Gould approached the scene and found a dire situation — the vehicle was upside down in swampy water. “The tractor-trailer driver was trying to convince the female driver to get out of there,” Gould said. “I stepped in not realizing how deep the water was. It was waist deep and up to my pockets. I didn’t realize how bad it was.”

Water was beginning to enter the vehicle now, Gould said, and he asked the woman if there was anyone else inside. “She said, ‘My husband,’” he recalled. “I said to the lady, ‘Go with the truck driver.’”

Time was of the essence and Gould went around car, reached in, grabbed the man and was able to pull him out. “I got him up to the side of the road to dry ground,” he said. Gould administered basic first aid to the passenger until the fire department, ambulance, and New York State Police arrived on scene. “It feels like a lifetime when you’re standing there,” he said. “It may have only been minutes.”

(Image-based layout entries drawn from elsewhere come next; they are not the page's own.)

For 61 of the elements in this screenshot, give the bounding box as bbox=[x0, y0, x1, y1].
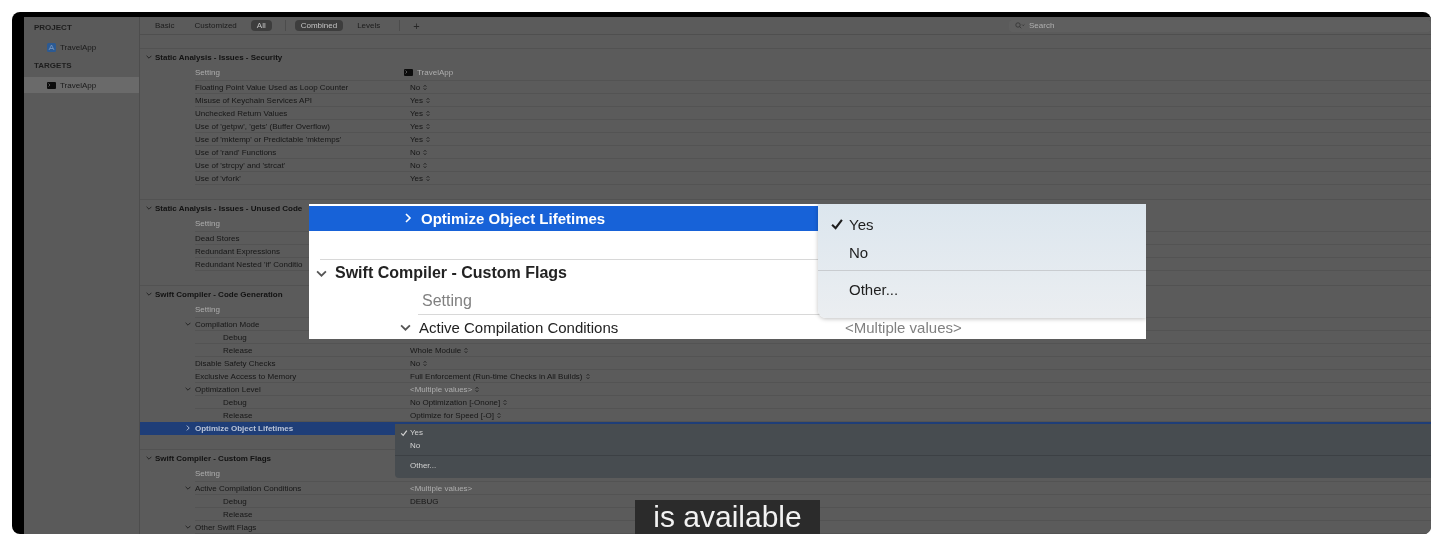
chevron-right-icon[interactable] bbox=[185, 425, 191, 431]
terminal-icon bbox=[47, 81, 56, 89]
setting-name: Optimization Level bbox=[195, 384, 261, 394]
section-title: Swift Compiler - Code Generation bbox=[155, 289, 283, 299]
stepper-icon bbox=[423, 148, 428, 156]
column-header: Setting bbox=[195, 219, 220, 228]
value-popup[interactable]: No bbox=[410, 147, 428, 157]
stepper-icon bbox=[426, 109, 431, 117]
stepper-icon bbox=[426, 122, 431, 130]
sidebar-item[interactable]: TravelApp bbox=[24, 77, 139, 93]
filter-tab[interactable]: All bbox=[250, 20, 272, 31]
stepper-icon bbox=[423, 359, 428, 367]
setting-value: <Multiple values> bbox=[410, 483, 473, 493]
add-button[interactable]: + bbox=[409, 19, 424, 32]
stepper-icon bbox=[426, 135, 431, 143]
column-header: TravelApp bbox=[417, 68, 454, 77]
checkmark-icon bbox=[830, 217, 844, 231]
setting-name: Optimize Object Lifetimes bbox=[195, 423, 294, 433]
column-header: Setting bbox=[195, 305, 220, 314]
stepper-icon bbox=[497, 411, 502, 419]
section-title: Static Analysis - Issues - Unused Code bbox=[155, 203, 303, 213]
setting-name: Dead Stores bbox=[195, 233, 240, 243]
search-field[interactable]: Search bbox=[1009, 19, 1431, 32]
setting-value: <Multiple values> bbox=[845, 318, 963, 336]
stepper-icon bbox=[423, 83, 428, 91]
value-popup[interactable]: No bbox=[410, 358, 428, 368]
column-header: Setting bbox=[195, 469, 220, 478]
sidebar-heading: TARGETS bbox=[33, 60, 73, 72]
section-title: Static Analysis - Issues - Security bbox=[155, 52, 283, 62]
setting-name: Active Compilation Conditions bbox=[419, 318, 619, 336]
terminal-icon bbox=[404, 69, 413, 76]
stepper-icon bbox=[585, 372, 590, 380]
chevron-right-icon[interactable] bbox=[403, 213, 413, 224]
stepper-icon bbox=[426, 96, 431, 104]
sidebar-heading: PROJECT bbox=[33, 22, 73, 34]
value-popup[interactable]: No bbox=[410, 160, 428, 170]
sidebar-item[interactable]: TravelApp bbox=[24, 39, 139, 55]
value-popup[interactable]: No bbox=[410, 82, 428, 92]
value-popup[interactable]: <Multiple values> bbox=[410, 384, 480, 394]
app-project-icon bbox=[47, 42, 56, 52]
section-title: Swift Compiler - Custom Flags bbox=[155, 453, 271, 463]
column-header: Setting bbox=[422, 291, 472, 310]
menu-item[interactable]: No bbox=[395, 439, 1431, 452]
stepper-icon bbox=[475, 385, 480, 393]
section-title: Swift Compiler - Custom Flags bbox=[335, 264, 567, 283]
menu-item[interactable]: Other... bbox=[395, 459, 1431, 472]
stepper-icon bbox=[426, 174, 431, 182]
stepper-icon bbox=[503, 398, 508, 406]
caption-text: is available bbox=[635, 500, 820, 534]
view-tab[interactable]: Combined bbox=[294, 20, 344, 31]
checkmark-icon bbox=[400, 428, 408, 437]
chevron-down-icon[interactable] bbox=[316, 268, 327, 279]
stepper-icon bbox=[464, 346, 469, 354]
setting-name: Optimize Object Lifetimes bbox=[421, 209, 606, 227]
search-icon bbox=[1015, 22, 1025, 29]
menu-item[interactable]: No bbox=[818, 238, 1146, 266]
stepper-icon bbox=[423, 161, 428, 169]
menu-item[interactable]: Other... bbox=[818, 275, 1146, 303]
value-popup[interactable]: Whole Module bbox=[410, 345, 469, 355]
menu-item[interactable]: Yes bbox=[395, 426, 1431, 439]
column-header: Setting bbox=[195, 68, 220, 77]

Water rescue is something Gould has professional training for but it was still harrowing. “I am fully trained to be a water technician,” he said. “Very rarely do you have a victim in the water where their life hangs in the balance. When I stepped in, I didn’t look at how deep the water was, there was no way to tell. I just thought, ‘I gotta save this guy.’”

After the rescue, Gould shifted his focus right back to work — leaving the couple in capable hands and finishing his trip to the flood standby. He hasn’t had time to check media reports, but as far as Gould knows, the couple he helped rescue are OK. “When I left them, they were OK,” he said. “The car was totaled but they were OK. They were very appreciative and happy to be alive.”

He is glad he could help. “I was at the right place at the right time,” he said. “It’s a good feeling when all of your training finally pays off.”